Answer ... Tile guy.


----------



## Grimmeute (May 8, 2012)

That is ridiculous and I bet the HO was just tickled that he saved money by not calling a plumber out to do it right. or is that why you were there, HO had some brains and new that isn't right? Someone needs to just kick that tile guy in the nads.


----------



## Texan (Feb 21, 2015)

No she thought in was fine. But now she is trying to sell and the inspector caught it.


----------



## dhal22 (Jul 30, 2010)

> now she is trying to sell and the inspector caught it.


Awesome. Love it when hiring a hack to save money comes back and bites you in the As.


----------



## Master Mark (Aug 14, 2009)

what is the problem?? 

The guy at Lowes said that I could coupling them together and run then down to the basement like that....:blink:


----------



## MAC (Aug 19, 2008)

Looks to be quite a reach for the Tilsit paper as well


----------



## paytheplumber (Mar 13, 2014)

Made for left handed ****ters...lol


----------



## Gargalaxy (Aug 14, 2013)

I was called for a drain problem.....new kitchen cabinets and counter top....


----------



## Johnny Canuck (Feb 24, 2015)

Gargalaxy said:


> I was called for a drain problem.....new kitchen cabinets and counter top....


wow...


----------



## dhal22 (Jul 30, 2010)

Johns_TPS said:


> wow...


Indeed.


----------



## mccmech (Jul 6, 2011)

Gargalaxy said:


> I was called for a drain problem.....new kitchen cabinets and counter top....


Basement?

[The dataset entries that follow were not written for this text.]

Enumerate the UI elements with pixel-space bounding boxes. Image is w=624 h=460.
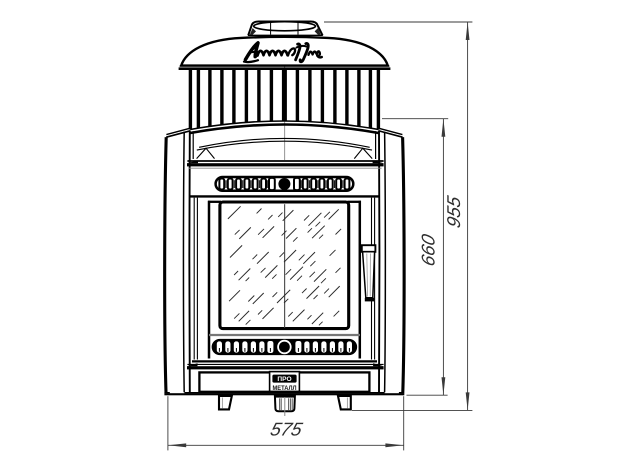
svg-text:ПРО: ПРО (277, 376, 291, 383)
svg-text:МЕТАЛЛ: МЕТАЛЛ (273, 385, 297, 392)
svg-text:575: 575 (268, 419, 305, 440)
svg-text:660: 660 (418, 232, 439, 269)
svg-text:955: 955 (443, 193, 464, 230)
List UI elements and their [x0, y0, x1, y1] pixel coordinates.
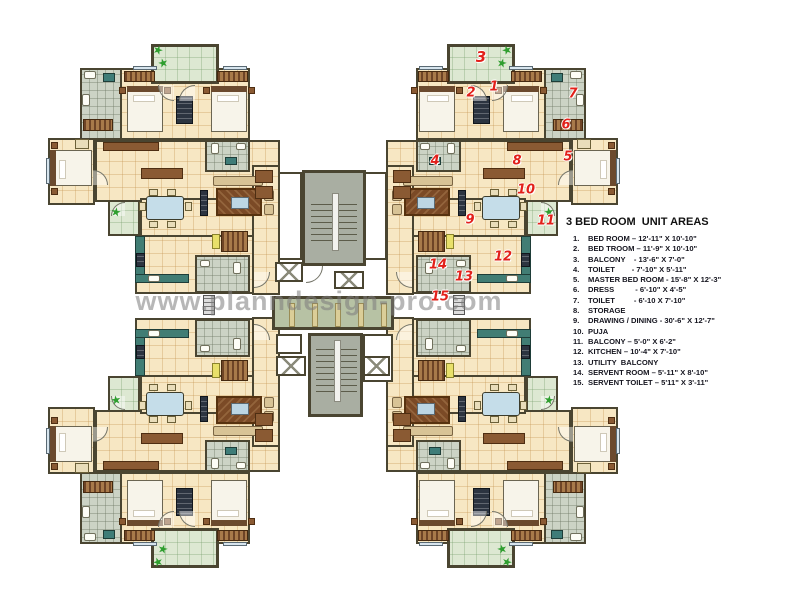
legend-item-number: 3.: [566, 255, 588, 265]
door-mark: [212, 234, 220, 249]
chair: [75, 139, 89, 149]
dining-chair: [508, 189, 517, 196]
window: [223, 66, 247, 70]
window: [133, 66, 157, 70]
dining-table: [482, 392, 520, 416]
washbasin: [420, 143, 430, 150]
elevator: [363, 356, 390, 376]
door-arc: [306, 266, 323, 283]
bed: [419, 86, 455, 132]
legend-item: 5.MASTER BED ROOM - 15'-8" X 12'-3": [566, 275, 721, 285]
dining-chair: [167, 416, 176, 423]
legend-item-text: BED TROOM – 11'-9" X 10'-10": [588, 244, 697, 254]
bed: [503, 480, 539, 526]
chair: [577, 139, 591, 149]
room-number-marker: 8: [512, 154, 521, 169]
window: [509, 542, 533, 546]
washbasin: [236, 462, 246, 469]
dining-chair: [490, 416, 499, 423]
legend-item: 4.TOILET - 7'-10" X 5'-11": [566, 265, 721, 275]
window: [223, 542, 247, 546]
dining-chair: [139, 202, 146, 211]
room-number-marker: 3: [476, 48, 486, 66]
bedside-table: [119, 518, 126, 525]
wardrobe: [217, 530, 248, 541]
legend-item: 15.SERVENT TOILET – 5'11" X 3'-11": [566, 378, 721, 388]
stove: [136, 253, 145, 267]
column-mark: [335, 303, 341, 327]
legend-item-text: TOILET - 7'-10" X 5'-11": [588, 265, 686, 275]
legend-item: 11.BALCONY – 5'-0" X 6'-2": [566, 337, 721, 347]
room-number-marker: 12: [494, 250, 512, 265]
wardrobe: [393, 413, 411, 426]
kitchen-counter: [135, 329, 189, 338]
armchair: [392, 204, 402, 215]
bedside-table: [51, 142, 58, 149]
washbasin: [570, 533, 582, 541]
dining-table: [146, 392, 184, 416]
legend-item-number: 13.: [566, 358, 588, 368]
legend-item-number: 7.: [566, 296, 588, 306]
window: [46, 158, 50, 184]
bedside-table: [608, 142, 615, 149]
dining-chair: [149, 189, 158, 196]
legend-item-text: SERVENT ROOM – 5'-11" X 8'-10": [588, 368, 708, 378]
bed: [211, 86, 247, 132]
bedside-table: [119, 87, 126, 94]
kitchen-counter: [135, 274, 189, 283]
bedside-table: [608, 188, 615, 195]
master-bed: [574, 426, 616, 462]
bedside-table: [456, 87, 463, 94]
tv-unit: [200, 190, 208, 216]
wardrobe: [418, 71, 449, 82]
washbasin: [236, 143, 246, 150]
washbasin: [570, 71, 582, 79]
shaft-room: [363, 172, 387, 260]
bedside-table: [608, 417, 615, 424]
dining-chair: [474, 202, 481, 211]
shower-mat: [551, 530, 563, 539]
lift-lobby-corridor: [272, 296, 394, 330]
wardrobe: [255, 186, 273, 199]
console-table: [483, 433, 525, 444]
stove: [521, 253, 530, 267]
dining-chair: [149, 221, 158, 228]
shaft-room: [276, 334, 302, 354]
armchair: [264, 204, 274, 215]
legend-item-number: 8.: [566, 306, 588, 316]
legend-item: 8.STORAGE: [566, 306, 721, 316]
room-number-marker: 11: [537, 214, 555, 229]
kitchen-sink: [506, 330, 518, 337]
dining-chair: [520, 401, 527, 410]
room-number-marker: 13: [455, 270, 473, 285]
dining-chair: [508, 384, 517, 391]
bedside-table: [456, 518, 463, 525]
room-number-marker: 2: [466, 86, 475, 101]
legend-item: 13.UTILITY BALCONY: [566, 358, 721, 368]
dining-chair: [490, 221, 499, 228]
tv-unit: [458, 396, 466, 422]
room-number-marker: 15: [431, 290, 449, 305]
dining-chair: [167, 384, 176, 391]
legend-item-number: 9.: [566, 316, 588, 326]
unit-top-left: [45, 40, 280, 305]
stove: [136, 345, 145, 359]
bedside-table: [51, 417, 58, 424]
unit-areas-legend: 3 BED ROOM UNIT AREAS 1.BED ROOM – 12'-1…: [566, 216, 721, 388]
legend-item: 1.BED ROOM – 12'-11" X 10'-10": [566, 234, 721, 244]
legend-item: 14.SERVENT ROOM – 5'-11" X 8'-10": [566, 368, 721, 378]
shaft-room: [278, 172, 302, 260]
servant-bed: [221, 231, 248, 252]
sideboard: [103, 142, 159, 151]
legend-item-text: BALCONY – 5'-0" X 6'-2": [588, 337, 676, 347]
shower-mat: [225, 447, 237, 455]
wardrobe: [393, 170, 411, 183]
dining-chair: [167, 189, 176, 196]
legend-item-text: TOILET - 6'-10 X 7'-10": [588, 296, 685, 306]
tv-unit: [200, 396, 208, 422]
master-bed: [574, 150, 616, 186]
shower-mat: [103, 73, 115, 82]
door-mark: [446, 363, 454, 378]
legend-item-number: 5.: [566, 275, 588, 285]
legend-item-text: DRESS - 6'-10" X 4'-5": [588, 285, 686, 295]
legend-item-text: DRAWING / DINING - 30'-6" X 12'-7": [588, 316, 715, 326]
toilet-wc: [447, 458, 455, 469]
servant-bed: [221, 360, 248, 381]
chair: [577, 463, 591, 473]
wardrobe: [255, 170, 273, 183]
room-number-marker: 7: [568, 87, 577, 102]
wardrobe: [553, 481, 583, 493]
master-bed: [50, 150, 92, 186]
master-bed: [50, 426, 92, 462]
legend-item-list: 1.BED ROOM – 12'-11" X 10'-10"2.BED TROO…: [566, 234, 721, 388]
bed: [127, 86, 163, 132]
washbasin: [84, 71, 96, 79]
kitchen-sink: [148, 330, 160, 337]
legend-item-text: UTILITY BALCONY: [588, 358, 658, 368]
legend-item-text: SERVENT TOILET – 5'11" X 3'-11": [588, 378, 708, 388]
bedside-table: [203, 518, 210, 525]
legend-item-number: 12.: [566, 347, 588, 357]
dining-table: [482, 196, 520, 220]
floor-plan-canvas: www.planndesign-pro.com 3 BED ROOM UNIT …: [0, 0, 800, 612]
console-table: [483, 168, 525, 179]
window: [133, 542, 157, 546]
washbasin: [200, 345, 210, 352]
washbasin: [456, 345, 466, 352]
kitchen-counter: [477, 274, 531, 283]
column-mark: [358, 303, 364, 327]
legend-item-number: 6.: [566, 285, 588, 295]
toilet-wc: [233, 338, 241, 350]
room-number-marker: 4: [430, 154, 439, 169]
bedside-table: [51, 463, 58, 470]
dining-chair: [474, 401, 481, 410]
bed: [419, 480, 455, 526]
toilet-wc: [211, 143, 219, 154]
bedside-table: [51, 188, 58, 195]
legend-item: 6.DRESS - 6'-10" X 4'-5": [566, 285, 721, 295]
bedside-table: [540, 518, 547, 525]
room-number-marker: 6: [561, 118, 570, 133]
shower-mat: [225, 157, 237, 165]
wardrobe: [83, 119, 113, 131]
window: [419, 66, 443, 70]
chair: [75, 463, 89, 473]
legend-item-number: 14.: [566, 368, 588, 378]
sideboard: [103, 461, 159, 470]
room-number-marker: 9: [465, 213, 474, 228]
legend-item-number: 11.: [566, 337, 588, 347]
washbasin: [84, 533, 96, 541]
column-mark: [289, 303, 295, 327]
service-duct: [453, 295, 465, 315]
shower-mat: [551, 73, 563, 82]
stair-rail: [332, 193, 339, 251]
room-number-marker: 14: [429, 258, 447, 273]
legend-item-number: 15.: [566, 378, 588, 388]
shower-mat: [429, 447, 441, 455]
bedside-table: [540, 87, 547, 94]
column-mark: [312, 303, 318, 327]
wardrobe: [124, 71, 155, 82]
unit-bottom-left: [45, 307, 280, 572]
elevator: [276, 356, 306, 376]
window: [616, 158, 620, 184]
legend-item-number: 4.: [566, 265, 588, 275]
wardrobe: [511, 71, 542, 82]
bedside-table: [608, 463, 615, 470]
dining-table: [146, 196, 184, 220]
toilet-wc: [82, 94, 90, 106]
elevator: [275, 262, 303, 282]
dining-chair: [520, 202, 527, 211]
legend-item-number: 2.: [566, 244, 588, 254]
legend-item-text: PUJA: [588, 327, 608, 337]
dining-chair: [185, 202, 192, 211]
legend-item-number: 10.: [566, 327, 588, 337]
sideboard: [507, 142, 563, 151]
bedside-table: [203, 87, 210, 94]
wardrobe: [418, 530, 449, 541]
dining-chair: [167, 221, 176, 228]
washbasin: [200, 260, 210, 267]
bed: [211, 480, 247, 526]
servant-bed: [418, 360, 445, 381]
bedside-table: [248, 87, 255, 94]
toilet-wc: [447, 143, 455, 154]
dining-chair: [508, 416, 517, 423]
window: [509, 66, 533, 70]
bedside-table: [411, 518, 418, 525]
dining-chair: [139, 401, 146, 410]
dining-chair: [490, 189, 499, 196]
plant-star-icon: ★: [110, 393, 123, 407]
room-number-marker: 10: [517, 183, 535, 198]
legend-item: 10.PUJA: [566, 327, 721, 337]
room-number-marker: 1: [489, 80, 498, 95]
legend-item: 3.BALCONY - 13'-6" X 7'-0": [566, 255, 721, 265]
wardrobe: [217, 71, 248, 82]
legend-title: 3 BED ROOM UNIT AREAS: [566, 216, 721, 228]
staircase-bottom: [308, 333, 363, 417]
washbasin: [420, 462, 430, 469]
wardrobe: [393, 186, 411, 199]
toilet-wc: [211, 458, 219, 469]
service-duct: [203, 295, 215, 315]
window: [616, 428, 620, 454]
legend-item-text: BED ROOM – 12'-11" X 10'-10": [588, 234, 697, 244]
legend-item: 2.BED TROOM – 11'-9" X 10'-10": [566, 244, 721, 254]
toilet-wc: [576, 506, 584, 518]
bed: [503, 86, 539, 132]
bedside-table: [411, 87, 418, 94]
stair-rail: [334, 340, 341, 402]
shower-mat: [103, 530, 115, 539]
wardrobe: [511, 530, 542, 541]
kitchen-sink: [148, 275, 160, 282]
dining-chair: [149, 384, 158, 391]
toilet-wc: [82, 506, 90, 518]
room-number-marker: 5: [563, 150, 572, 165]
plant-star-icon: ★: [110, 205, 123, 219]
dining-chair: [490, 384, 499, 391]
legend-item-text: BALCONY - 13'-6" X 7'-0": [588, 255, 685, 265]
kitchen-counter: [477, 329, 531, 338]
armchair: [392, 397, 402, 408]
console-table: [141, 433, 183, 444]
door-mark: [212, 363, 220, 378]
dining-chair: [508, 221, 517, 228]
bed: [127, 480, 163, 526]
wardrobe: [393, 429, 411, 442]
stove: [521, 345, 530, 359]
wardrobe: [124, 530, 155, 541]
legend-item: 7.TOILET - 6'-10 X 7'-10": [566, 296, 721, 306]
plant-star-icon: ★: [543, 393, 556, 407]
toilet-wc: [233, 262, 241, 274]
servant-bed: [418, 231, 445, 252]
dining-chair: [185, 401, 192, 410]
legend-item: 12.KITCHEN – 10'-4" X 7'-10": [566, 347, 721, 357]
wardrobe: [255, 413, 273, 426]
kitchen-sink: [506, 275, 518, 282]
wardrobe: [83, 481, 113, 493]
elevator: [334, 271, 364, 289]
dining-chair: [149, 416, 158, 423]
legend-item-text: MASTER BED ROOM - 15'-8" X 12'-3": [588, 275, 721, 285]
washbasin: [456, 260, 466, 267]
window: [46, 428, 50, 454]
legend-item-number: 1.: [566, 234, 588, 244]
toilet-wc: [425, 338, 433, 350]
window: [419, 542, 443, 546]
sideboard: [507, 461, 563, 470]
staircase-top: [302, 170, 366, 266]
door-mark: [446, 234, 454, 249]
column-mark: [381, 303, 387, 327]
legend-item-text: STORAGE: [588, 306, 625, 316]
console-table: [141, 168, 183, 179]
wardrobe: [255, 429, 273, 442]
armchair: [264, 397, 274, 408]
legend-item-text: KITCHEN – 10'-4" X 7'-10": [588, 347, 681, 357]
legend-item: 9.DRAWING / DINING - 30'-6" X 12'-7": [566, 316, 721, 326]
bedside-table: [248, 518, 255, 525]
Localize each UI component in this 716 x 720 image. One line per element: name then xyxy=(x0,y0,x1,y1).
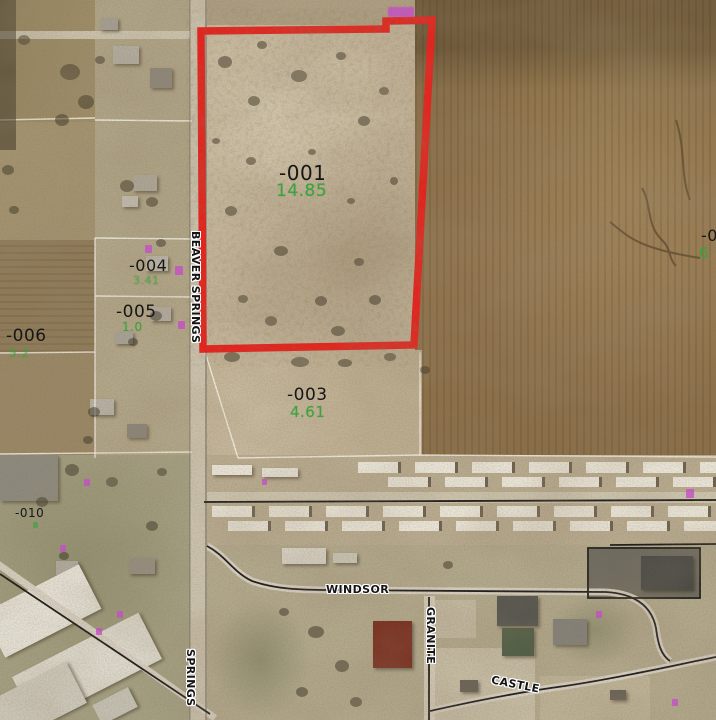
house xyxy=(127,424,147,438)
street-label-beaver-springs: BEAVER SPRINGS xyxy=(189,231,202,343)
parcel-005-id: -005 xyxy=(116,302,157,322)
road-beaver-springs xyxy=(190,0,207,720)
house xyxy=(129,558,155,574)
house xyxy=(90,399,114,415)
trailer-row xyxy=(212,506,716,517)
house xyxy=(122,196,138,207)
annotation-mark xyxy=(96,628,102,635)
annotation-mark xyxy=(145,245,152,253)
parcel-003-id: -003 xyxy=(287,385,328,405)
field-region xyxy=(0,352,95,456)
annotation-mark xyxy=(175,266,183,275)
parking-lot xyxy=(540,676,650,720)
grass-patch xyxy=(210,600,310,720)
parcel-005-acreage: 1.0 xyxy=(122,320,143,334)
building xyxy=(282,548,326,564)
parcel-edge-id: -0 xyxy=(701,226,716,245)
annotation-mark xyxy=(388,7,414,17)
shed xyxy=(610,690,626,700)
annotation-mark-green xyxy=(33,522,38,528)
annotation-mark xyxy=(178,321,185,329)
trailer-row xyxy=(388,477,716,487)
street-label-springs: SPRINGS xyxy=(184,649,197,707)
house xyxy=(133,175,157,191)
parcel-006-id: -006 xyxy=(6,326,47,346)
parcel-004-id: -004 xyxy=(129,256,167,275)
field-region xyxy=(0,122,95,240)
trailer-row xyxy=(358,462,716,473)
parcel-003-acreage: 4.61 xyxy=(290,403,325,421)
plowed-field xyxy=(415,0,716,462)
building xyxy=(497,596,538,626)
annotation-mark xyxy=(596,611,602,618)
parcel-edge-acreage: 6 xyxy=(699,244,709,262)
parcel-001-acreage: 14.85 xyxy=(276,181,327,201)
parcel-004-acreage: 3.41 xyxy=(133,274,160,287)
building xyxy=(333,553,357,563)
building xyxy=(641,556,693,590)
annotation-mark xyxy=(686,489,694,498)
road-segment xyxy=(0,31,191,39)
aerial-parcel-map[interactable]: -001 14.85 -004 3.41 -005 1.0 -006 5.2 -… xyxy=(0,0,716,720)
trailer-park-drive xyxy=(205,492,716,503)
red-roof-building xyxy=(373,621,412,668)
trailer-row xyxy=(228,521,716,531)
house xyxy=(100,18,118,30)
green-roof-building xyxy=(502,628,534,656)
annotation-mark xyxy=(672,699,678,706)
parcel-006-acreage: 5.2 xyxy=(9,346,30,360)
shed xyxy=(460,680,478,692)
trailer xyxy=(212,465,252,475)
trailer xyxy=(262,468,298,477)
street-label-granite: GRANITE xyxy=(424,607,437,664)
annotation-mark xyxy=(262,479,267,485)
annotation-mark xyxy=(60,545,66,552)
house xyxy=(113,46,139,64)
house xyxy=(150,68,172,88)
annotation-mark xyxy=(84,479,90,486)
annotation-mark xyxy=(117,611,123,618)
parcel-010-id: -010 xyxy=(15,506,44,520)
street-label-windsor: WINDSOR xyxy=(326,583,389,596)
building xyxy=(0,455,58,501)
building xyxy=(553,619,587,645)
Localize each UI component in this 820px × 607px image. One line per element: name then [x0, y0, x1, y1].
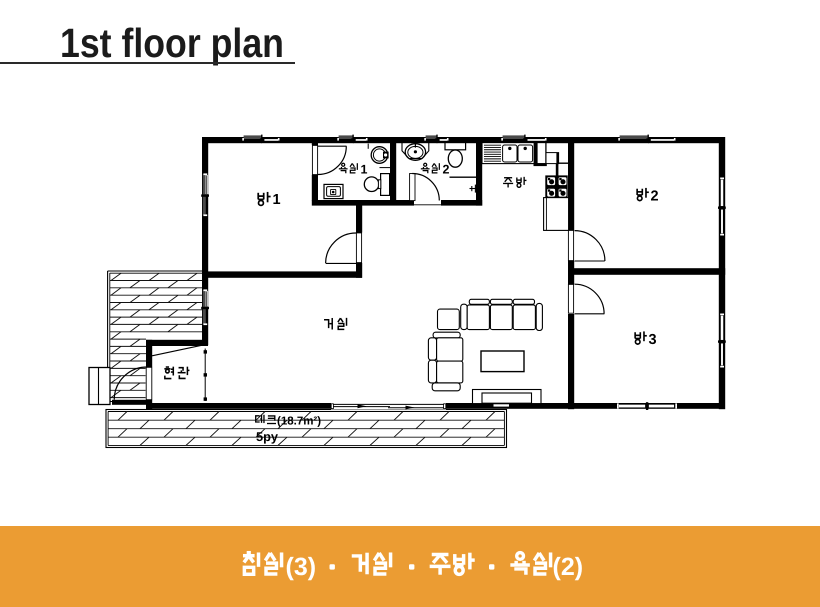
svg-text:2: 2: [443, 163, 450, 177]
svg-text:5py: 5py: [256, 429, 279, 444]
svg-text:(2): (2): [553, 553, 584, 581]
svg-text:1: 1: [273, 192, 281, 208]
svg-text:(18.7m²): (18.7m²): [277, 416, 321, 428]
svg-text:(3): (3): [286, 553, 317, 581]
svg-text:3: 3: [649, 332, 657, 348]
svg-text:2: 2: [651, 189, 659, 205]
svg-text:1: 1: [361, 162, 368, 176]
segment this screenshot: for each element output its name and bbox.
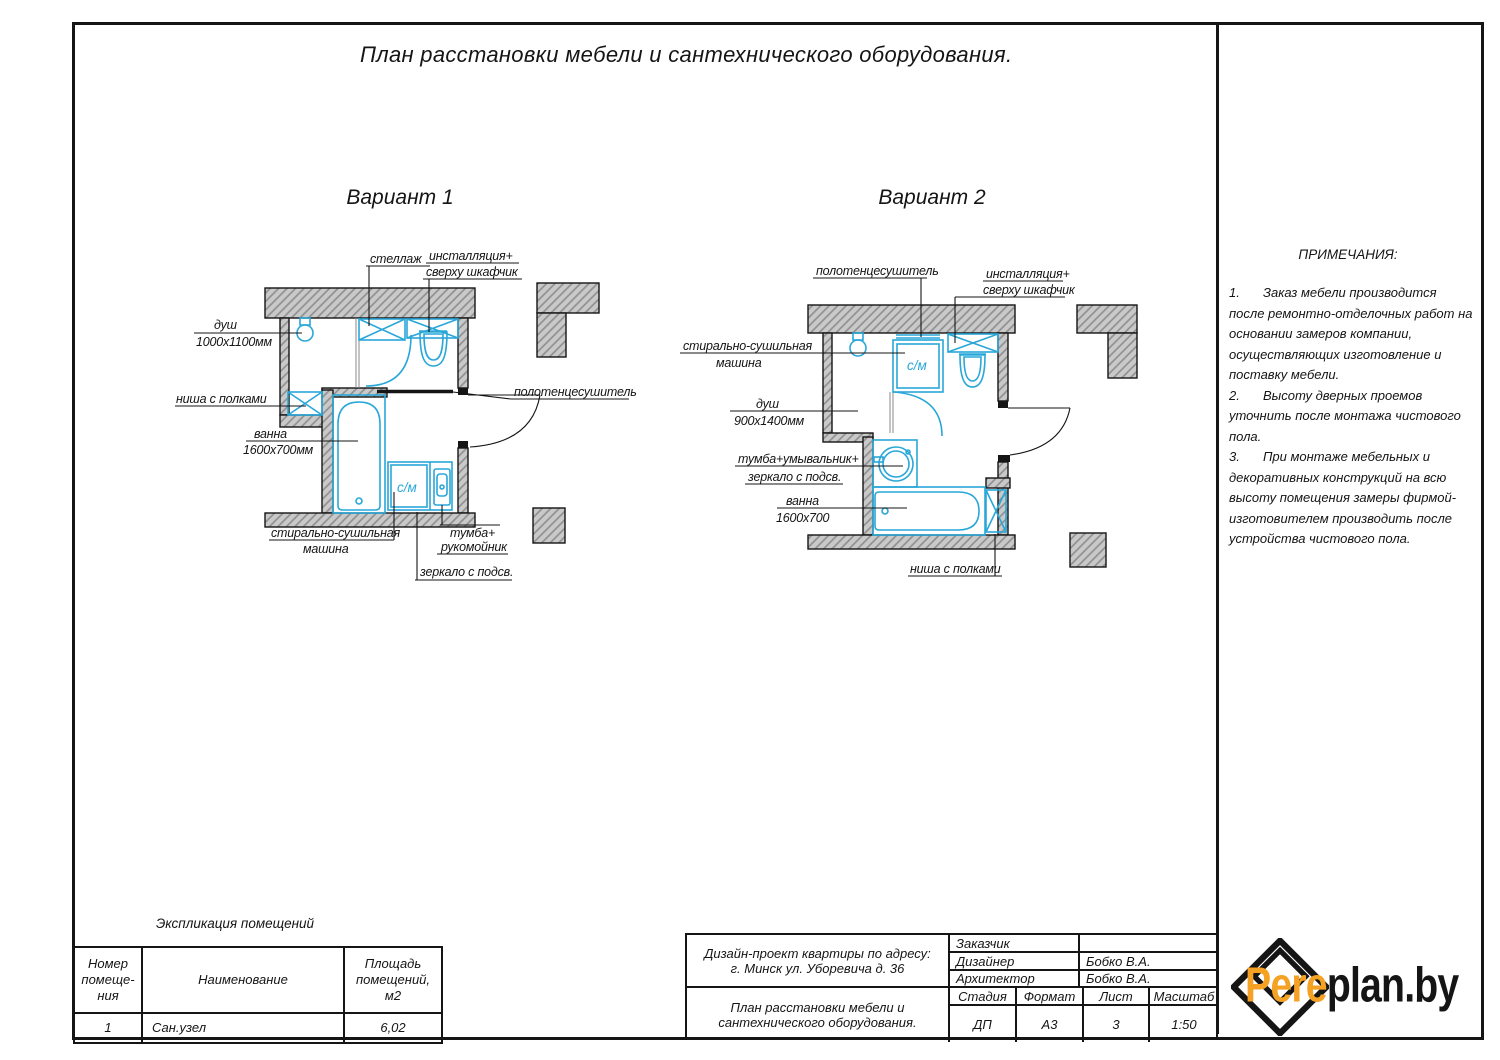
- label-vanity-2: зеркало с подсв.: [747, 470, 841, 484]
- bathtub-icon: [873, 487, 985, 535]
- note-number: 3.: [1229, 447, 1263, 468]
- toilet-icon: [959, 354, 986, 387]
- project-address-line2: г. Минск ул. Уборевича д. 36: [731, 961, 905, 976]
- label-installation-2: сверху шкафчик: [983, 283, 1076, 297]
- architect-label: Архитектор: [950, 971, 1080, 988]
- washer-label: с/м: [397, 480, 417, 495]
- shower-partition: [890, 392, 893, 433]
- variant-1-heading: Вариант 1: [320, 186, 480, 210]
- scale-label: Масштаб: [1150, 988, 1218, 1006]
- notes-list: 1.Заказ мебели производится после ремонт…: [1229, 283, 1474, 550]
- door-swing: [468, 395, 540, 447]
- note-item-2: 2.Высоту дверных проемов уточнить после …: [1229, 386, 1474, 448]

I know what I'd do but, what was/is your fix?


----------



## Letterrip (Jul 28, 2013)

mccmech said:


> Basement? I know what I'd do but, what was/is your fix?


Central Florida isn't known for its basements, so I doubt it.


----------



## jmc12185 (Aug 27, 2013)

They used an escutcheon just to add that special touch. Whats the problem??


----------



## MootsNYC (Dec 19, 2013)

Johns_TPS said:


> wow...


 I concur


----------



## Gargalaxy (Aug 14, 2013)

mccmech said:


> Basement? I know what I'd do but, what was/is your fix?


Not basement in here. About what I did? H.O just remodeled the kitchen. The cabinet guy did the install and set up a piece of 1/2" cpvc pipe for future repipe. I'll start the whole house repipe next week and also fix it in the right way when cut wall.


----------



## GREENPLUM (Jul 27, 2008)

I see some delta pex supply lines and a 1/4 turn stop, somebody updated


----------



## mrjasontgreek (May 21, 2014)

How about this one?


----------